Description
IMPORTANT: After ordering please check your JUNK MAIL for the email with the download link.
“Summertime” a little bit different from our other more traditional blues piano but this timeless classic by George Gershwin deserves a place in everyone’s repertoire, plus this recording has a real blues influence. Also I especially wanted to add something for the vocalist, and this sounds equally good with a male or female vocal.
The recording below is actually a 2 pianos duet by Norah Jones and the late great Marian McPartland. We transcribed this to a solo piano piece with all the great blues voicings you can hear from the right hand and the equally bluesy left hand accompaniment. The sheet music comes complete with Norah’s lyrics, they’re a little different from the original but if you prefer the original lyrics you can easily find them on Google.
New! Norah & Marian play this in the key of B flat minor. If you find this a difficult key to play in, here’s the good news. I’m now including a 2nd transcription transposed to A minor which is much easier to play. You will get both transcriptions when you order.
“Summertime” is an aria composed by George Gershwin for the 1935 opera Porgy and Bess. The lyrics are by DuBose Heyward, the author of the novel Porgy on which the opera was based, although the song is also co-credited to Ira Gershwin by ASCAP.
The song soon became a popular and much recorded jazz standard, described as “without doubt … one of the finest songs the composer ever wrote … Gershwin’s highly evocative writing brilliantly mixes elements of jazz and the song styles of blacks in the southeast United States from the early twentieth century”. Composer and lyricist Stephen Sondheim has characterized Heyward’s lyrics for “Summertime” and “My Man’s Gone Now” as “the best lyrics in the musical theater”. The song is recognized as one of the most covered songs in the history of recorded music, with more than 33,000 covers by groups and solo performers.

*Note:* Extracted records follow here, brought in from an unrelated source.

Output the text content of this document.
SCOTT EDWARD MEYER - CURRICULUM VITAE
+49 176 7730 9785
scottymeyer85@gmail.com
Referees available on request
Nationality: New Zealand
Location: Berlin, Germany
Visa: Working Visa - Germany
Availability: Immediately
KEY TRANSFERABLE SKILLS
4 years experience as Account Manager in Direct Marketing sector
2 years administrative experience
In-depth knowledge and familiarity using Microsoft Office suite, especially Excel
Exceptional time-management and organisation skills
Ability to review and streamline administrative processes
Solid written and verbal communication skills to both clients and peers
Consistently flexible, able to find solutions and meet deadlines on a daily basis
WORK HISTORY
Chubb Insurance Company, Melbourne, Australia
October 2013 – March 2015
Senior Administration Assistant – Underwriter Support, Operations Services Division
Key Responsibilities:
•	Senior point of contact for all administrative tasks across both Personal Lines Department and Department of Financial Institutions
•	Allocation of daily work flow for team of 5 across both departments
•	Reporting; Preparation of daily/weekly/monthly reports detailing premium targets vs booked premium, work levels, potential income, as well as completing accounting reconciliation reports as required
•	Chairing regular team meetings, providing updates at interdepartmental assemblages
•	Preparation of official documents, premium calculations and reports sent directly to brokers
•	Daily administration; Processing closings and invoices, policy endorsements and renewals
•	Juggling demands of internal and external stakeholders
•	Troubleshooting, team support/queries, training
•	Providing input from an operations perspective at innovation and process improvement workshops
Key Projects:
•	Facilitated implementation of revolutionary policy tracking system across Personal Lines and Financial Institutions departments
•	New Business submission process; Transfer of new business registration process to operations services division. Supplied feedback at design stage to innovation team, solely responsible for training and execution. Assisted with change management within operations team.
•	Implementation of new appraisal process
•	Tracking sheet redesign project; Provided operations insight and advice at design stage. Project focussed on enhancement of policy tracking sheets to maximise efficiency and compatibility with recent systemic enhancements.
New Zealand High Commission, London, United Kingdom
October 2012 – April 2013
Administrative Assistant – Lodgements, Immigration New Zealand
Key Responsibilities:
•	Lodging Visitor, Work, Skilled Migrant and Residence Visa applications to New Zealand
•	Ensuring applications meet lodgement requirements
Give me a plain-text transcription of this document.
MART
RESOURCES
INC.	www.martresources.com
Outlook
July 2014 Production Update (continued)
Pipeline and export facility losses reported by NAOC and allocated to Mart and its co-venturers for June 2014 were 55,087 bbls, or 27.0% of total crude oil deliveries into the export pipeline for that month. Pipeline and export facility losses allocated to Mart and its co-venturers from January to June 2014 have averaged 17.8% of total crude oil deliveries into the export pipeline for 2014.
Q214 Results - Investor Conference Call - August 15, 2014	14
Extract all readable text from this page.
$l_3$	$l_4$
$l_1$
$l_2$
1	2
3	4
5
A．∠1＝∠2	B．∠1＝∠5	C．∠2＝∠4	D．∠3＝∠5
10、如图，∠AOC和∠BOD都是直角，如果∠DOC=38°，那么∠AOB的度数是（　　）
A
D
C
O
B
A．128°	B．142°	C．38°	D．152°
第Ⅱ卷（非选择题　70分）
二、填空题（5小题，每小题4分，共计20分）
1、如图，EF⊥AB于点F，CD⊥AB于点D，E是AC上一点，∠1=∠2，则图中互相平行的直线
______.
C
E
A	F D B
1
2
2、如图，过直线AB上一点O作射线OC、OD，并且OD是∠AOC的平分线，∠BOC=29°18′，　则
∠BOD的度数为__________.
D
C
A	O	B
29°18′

Geetali Norah Jones Shankar (born March 30, 1979), widely known as Norah Jones, is an American singer-songwriter, musician and actress. She is a daughter of an American, Sue Jones, and Indian sitar virtuoso Ravi Shankar. She is Anoushka Shankar’s half-sister.
In 2002, Norah Jones launched her solo music career with the release of Come Away with Me, a commercially successful and critically acclaimed album that was a fusion of country music and pop, with elements of jazz. It was certified diamond, selling over 26 million copies. The record earned Jones five Grammy Awards, including the Album of the Year, Record of the Year, and Best New Artist. Her subsequent studio albums Feels Like Home, released in 2004; Not Too Late, released in 2007, the same year she made her film debut in My Blueberry Nights; and 2009’s The Fall all gained Platinum status, selling over a million copies each. They were also generally well received by critics. Jones’ fifth studio album, Little Broken Hearts, was released on April 27, 2012.
Jones has won nine Grammy Awards and was 60th on Billboard magazine’s artists of the 2000–2009 decade chart. Throughout her career, Jones has won numerous awards and has sold more than 50 million albums worldwide. Billboard named her the top jazz artist of the 2000–2009 decade.
Margaret Marian McPartland, OBE (née Turner; 20 March 1918 – 20 August 2013), was an English-American jazz pianist, composer and writer. She was the host of Marian McPartland’s Piano Jazz on National Public Radio from 1978 to 2011.
After her marriage to trumpeter Jimmy McPartland in February 1945, she resided in the United States when not travelling throughout the world to perform. In 1969 she founded Halcyon Records, a recording company that produced albums for ten years. In 2000 she was named a National Endowment for the Arts Jazz Master. In 2004 she was given a Grammy Award for lifetime achievement. In 2007 she was inducted into the National Radio Hall of Fame. Although known mostly for jazz, she composed other types of music as well, performing her own symphonic work A Portrait of Rachel Carson with the University of South Carolina Symphony Orchestra in 2007. In 2010 she was named a member of the Order of the British Empire.